Union Budget 2023: Understanding How It Impacts The Stock Market
On February 1st of this year, Finance Minister Nirmala Sitharaman will present the Union Budget for 2023–24. The entire nation and its economic expansion are impacted by the Union Budget.
This important document outlines the projected expenses and income for the upcoming fiscal year. The Budget is therefore extremely important to every industry and every person in the nation. On DD News, Lok Sabha TV, Rajya Sabha TV, and other news networks, viewers will be able to see the Budget in real-time. The public can also watch the budget via Sansad TV and the Lok Sabha's official Twitter and YouTube accounts.
The Budget has an effect on both the nation's businesses and various sectors, as well as the Indian stock market. The extent of the deficit and the method of financing has an effect on an economy's money supply and interest rate. High-interest rates result in higher industrial capital costs, lower profitability, and thus lower stock prices. A rise in indirect taxes would have a similar impact on the stock prices of businesses that produce goods and provide services.
The government's fiscal deficit objective, adjustments to the long-term capital gains tax, and spending plans, according to Ridham Desai, Managing Director of Morgan Stanley India, may have an impact on the stock market. In a pre-Budget assessment, Desai said, "The impact of the budget on the market has been on a secular decline albeit actual performance is a function of pre-budget expectations (measured by market performance ahead of the budget). Market participants still need to negotiate volatility."
He says that while volatility has increased since 2019 and reached an 11-year high in 2022, the impact of the Union Budget on short-term market performance is declining. So, on that day, there will be a lot of volatility.

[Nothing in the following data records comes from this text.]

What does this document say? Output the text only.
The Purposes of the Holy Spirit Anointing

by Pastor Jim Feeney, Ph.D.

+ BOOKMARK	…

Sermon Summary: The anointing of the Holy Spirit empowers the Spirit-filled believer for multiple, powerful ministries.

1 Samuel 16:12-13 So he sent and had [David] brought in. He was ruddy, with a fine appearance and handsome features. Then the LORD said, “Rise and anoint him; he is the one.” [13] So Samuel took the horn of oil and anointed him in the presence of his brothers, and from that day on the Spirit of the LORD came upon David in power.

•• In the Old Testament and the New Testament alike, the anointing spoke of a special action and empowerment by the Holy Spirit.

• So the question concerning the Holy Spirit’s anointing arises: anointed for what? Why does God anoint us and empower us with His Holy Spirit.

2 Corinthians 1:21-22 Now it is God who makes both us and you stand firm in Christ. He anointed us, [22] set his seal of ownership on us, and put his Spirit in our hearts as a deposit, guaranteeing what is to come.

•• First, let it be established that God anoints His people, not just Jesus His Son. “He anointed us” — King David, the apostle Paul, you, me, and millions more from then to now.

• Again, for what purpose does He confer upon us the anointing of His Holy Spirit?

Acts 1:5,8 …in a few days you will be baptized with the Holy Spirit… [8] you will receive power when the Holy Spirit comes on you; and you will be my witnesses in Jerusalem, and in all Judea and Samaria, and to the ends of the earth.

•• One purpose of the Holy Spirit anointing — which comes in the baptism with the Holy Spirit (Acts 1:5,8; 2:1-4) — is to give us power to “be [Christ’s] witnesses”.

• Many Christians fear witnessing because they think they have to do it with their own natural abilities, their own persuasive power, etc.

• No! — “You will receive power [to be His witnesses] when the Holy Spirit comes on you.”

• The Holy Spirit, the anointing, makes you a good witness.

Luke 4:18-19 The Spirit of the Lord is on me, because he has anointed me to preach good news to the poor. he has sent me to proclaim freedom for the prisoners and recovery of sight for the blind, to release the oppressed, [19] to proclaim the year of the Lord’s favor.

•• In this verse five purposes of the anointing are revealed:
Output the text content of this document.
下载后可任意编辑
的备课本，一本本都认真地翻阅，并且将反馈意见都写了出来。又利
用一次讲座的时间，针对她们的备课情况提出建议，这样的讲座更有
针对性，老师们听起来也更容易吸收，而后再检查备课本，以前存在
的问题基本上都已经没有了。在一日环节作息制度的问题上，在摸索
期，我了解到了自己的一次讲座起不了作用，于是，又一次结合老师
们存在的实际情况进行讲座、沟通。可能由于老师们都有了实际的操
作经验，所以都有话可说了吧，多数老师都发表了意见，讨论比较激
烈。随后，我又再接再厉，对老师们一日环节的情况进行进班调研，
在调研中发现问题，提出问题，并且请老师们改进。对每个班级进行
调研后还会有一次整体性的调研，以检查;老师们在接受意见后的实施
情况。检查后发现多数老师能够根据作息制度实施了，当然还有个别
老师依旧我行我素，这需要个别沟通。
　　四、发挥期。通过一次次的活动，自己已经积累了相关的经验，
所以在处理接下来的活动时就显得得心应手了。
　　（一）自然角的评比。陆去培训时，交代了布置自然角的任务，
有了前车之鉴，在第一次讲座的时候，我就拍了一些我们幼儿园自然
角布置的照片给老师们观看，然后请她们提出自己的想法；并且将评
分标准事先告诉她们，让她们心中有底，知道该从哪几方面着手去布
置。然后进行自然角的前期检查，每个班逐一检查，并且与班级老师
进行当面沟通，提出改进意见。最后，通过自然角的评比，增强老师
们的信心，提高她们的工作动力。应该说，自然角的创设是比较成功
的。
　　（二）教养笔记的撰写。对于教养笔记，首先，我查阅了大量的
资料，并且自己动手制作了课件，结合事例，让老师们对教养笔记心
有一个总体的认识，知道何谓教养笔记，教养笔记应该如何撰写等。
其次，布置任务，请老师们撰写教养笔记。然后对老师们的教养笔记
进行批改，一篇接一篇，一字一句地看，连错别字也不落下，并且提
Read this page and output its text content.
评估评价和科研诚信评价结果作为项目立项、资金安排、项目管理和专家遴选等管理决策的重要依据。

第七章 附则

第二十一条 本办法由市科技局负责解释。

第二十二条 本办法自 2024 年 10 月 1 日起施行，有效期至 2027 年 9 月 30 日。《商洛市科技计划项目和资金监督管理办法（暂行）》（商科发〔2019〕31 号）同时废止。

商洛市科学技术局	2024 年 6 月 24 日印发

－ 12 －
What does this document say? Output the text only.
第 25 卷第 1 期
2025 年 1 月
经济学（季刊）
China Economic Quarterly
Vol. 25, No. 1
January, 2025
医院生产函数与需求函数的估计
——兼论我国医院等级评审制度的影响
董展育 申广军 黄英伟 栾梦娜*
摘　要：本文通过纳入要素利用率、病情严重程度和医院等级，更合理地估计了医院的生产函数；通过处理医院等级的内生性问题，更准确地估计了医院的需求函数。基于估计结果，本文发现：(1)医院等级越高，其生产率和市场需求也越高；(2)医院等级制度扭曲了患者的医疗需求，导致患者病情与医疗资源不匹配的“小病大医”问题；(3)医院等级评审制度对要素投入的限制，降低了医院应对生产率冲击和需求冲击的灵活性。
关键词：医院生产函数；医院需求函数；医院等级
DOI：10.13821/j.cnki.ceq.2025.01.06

Stock markets will, as predicted, value a credible fiscal aim and its related impact on macro stability. Additionally, it will provide the Reserve Bank of India (RBI) more freedom to leave the rate-hike cycle.
The government can increase spending and/or consolidate budgetary policy due to tax buoyancy. The financial sector is expected to do better if the government concentrates on integrating the economy. Industrial stocks and consumer discretionary are anticipated to perform better if it prefers expenditure (particularly infrastructure and rural development).
Stocks, especially those in the broad market, may suffer from an increase in the effective long-term capital gains tax on equities (either via tax rate or holding duration).